Thursday, December 31, 2009

Doggie Tales...

Yesterday morning I was running around the house unpacking things and putting stuff away, when I turned around and saw Franklin dreaming about his farm dog days. From October until last week, Franklin had been able to go outside whenever he wanted and run on a nine acre farm with two other farm dogs and a farm cat.  He was in heaven as he bounded up the hills with his ears flapping in the wind and his nose in the air smelling all of the new and different smells. The snow didn't hurt his enthusiasm for country living either.



When I saw him staring out the window yesterday, I know he was wanting someone to let him out so he could freely run, smell and pee on everything he could find. I know adjusting to city life again will take some time for him, so in the mean time my goal is to take him to the dog park more often and to take him on more walks. I think this is the least I can do since he has been such a trooper over the hardest months of our lives.



During our most trying times, he was a protector, a comforter, a snuggler, an entertainer, and just a really great dog. So here is to more walks and more trips to the dog park in 2010. I hope everyone has a great New Year and has someone, even if it's a dog, who is all of these things to you.  Happy New Year!

Tuesday, December 29, 2009

Putting life back together

Two days ago, I walked into my home for the first time in almost 11 weeks.
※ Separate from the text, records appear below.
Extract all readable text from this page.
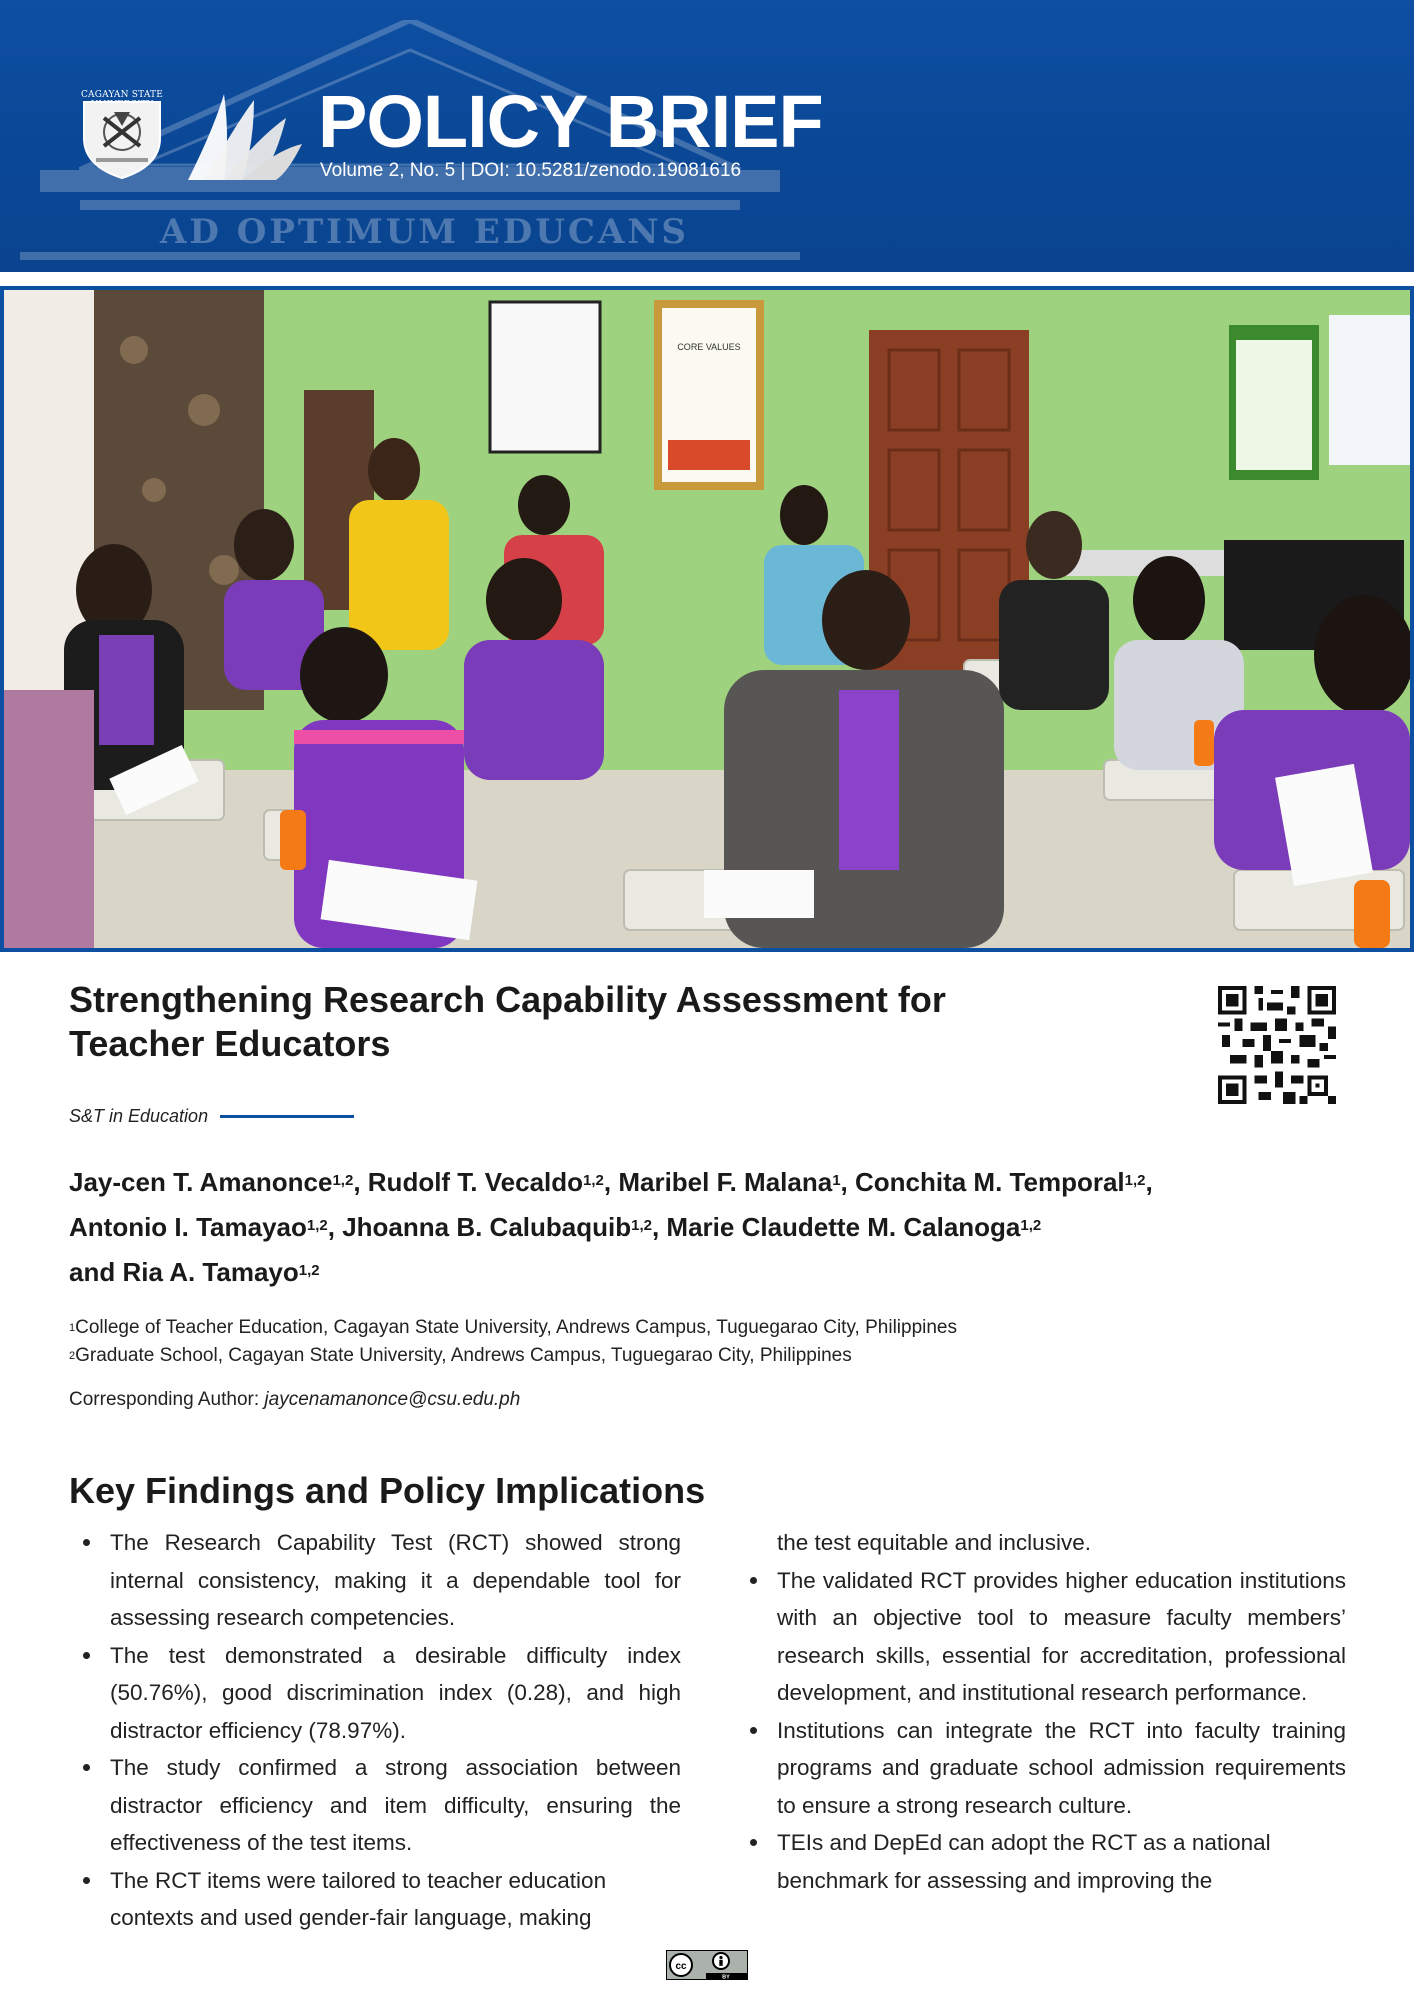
AD OPTIMUM EDUCANS
CAGAYAN STATE POLICY BRIEF
Volume 2, No. 5 | DOI: 10.5281/zenodo.19081616
CORE VALUES
Strengthening Research Capability Assessment for Teacher Educators
S&T in Education
Jay-cen T. Amanonce$^{1,2}$, Rudolf T. Vecaldo$^{1,2}$, Maribel F. Malana$^1$, Conchita M. Temporal$^{1,2}$,
Antonio I. Tamayao$^{1,2}$, Jhoanna B. Calubaquib$^{1,2}$, Marie Claudette M. Calanoga$^{1,2}$
and Ria A. Tamayo$^{1,2}$
$^1$College of Teacher Education, Cagayan State University, Andrews Campus, Tuguegarao City, Philippines
$^2$Graduate School, Cagayan State University, Andrews Campus, Tuguegarao City, Philippines
Corresponding Author: jaycenamanonce@csu.edu.ph
Key Findings and Policy Implications
The Research Capability Test (RCT) showed strong internal consistency, making it a dependable tool for assessing research competencies.
The test demonstrated a desirable difficulty index (50.76%), good discrimination index (0.28), and high distractor efficiency (78.97%).
The study confirmed a strong association between distractor efficiency and item difficulty, ensuring the effectiveness of the test items.
The RCT items were tailored to teacher education contexts and used gender-fair language, making
the test equitable and inclusive.
The validated RCT provides higher education institutions with an objective tool to measure faculty members’ research skills, essential for accreditation, professional development, and institutional research performance.
Institutions can integrate the RCT into faculty training programs and graduate school admission requirements to ensure a strong research culture.
TEIs and DepEd can adopt the RCT as a national benchmark for assessing and improving the
cc
BY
As I drove through my neighborhood I was amazed how surreal everything looked. I had thought about this moment for weeks and wondered how I would feel as I walked back into my life. Physically speaking very little had changed in our neighborhood. But, as I sat in my car in the garage I teared up. I was thankful to be home but also nervous about what the future holds.

As I sat there, I thought about how much my husband and I have both grown and matured. Really, I think even our dog has matured. He went from a city dog to a farm dog. Although I know he loved being a farm dog, he reverted back to his city dog roots and come inside when it got cold or rainy or was anything less than abundantly sunny.











Going back to human growth in unfortunate circumstances...my husband and I don't have kids, and besides our super-fantastic dog, we haven't really had anything to take care so when it became apparent that we were going to be the main care takers for my husband's mom as she struggled with and eventually succumbed to lung cancer it forced us both to grow up. It forced us to really put other people first and be more patient and understanding people. For me, this experience has made me a more empathetic and compassionate person and with the new year coming up my goal is to continue these traits.

I would also like to remember everyday to be thankful. Not everyday will be perfect and in fact, some will be downright hard but there is always something to be thankful for.

Wednesday, December 23, 2009

Thankful for...

Happiness is the only good. The time to be happy is now. The place to be happy is here. The way to be happy is to make others so. 

-Robert Green Ingersoll

It's been a while since I've posted and a lot has changed in my life. My family and I have lost an important member of our family, a main pillar really. And while we are still searching for meaning in all of this and trying to develop a new sense of normal, it's also still  important for all of us to remember what we are thankful for. Today, I am thankful for family. 

My husband and I have a great family who has pulled together to help us care for his Mom while she was battling Stage 4 metastatic lung cancer. With the help of hospice we were able to care for her at home and make her as comfortable as possible, but that didn't make the situation easier.  Since my mother-in-law passed away our family has remained strong and supportive of one another. 

As we prepare to travel home after the holidays, the memories I hope take with me from the past few months is how our families have supported us and when we were weak they were strong and vice versa. I also hope that we always remember that although this has been a difficult time, we are blessed to have one another.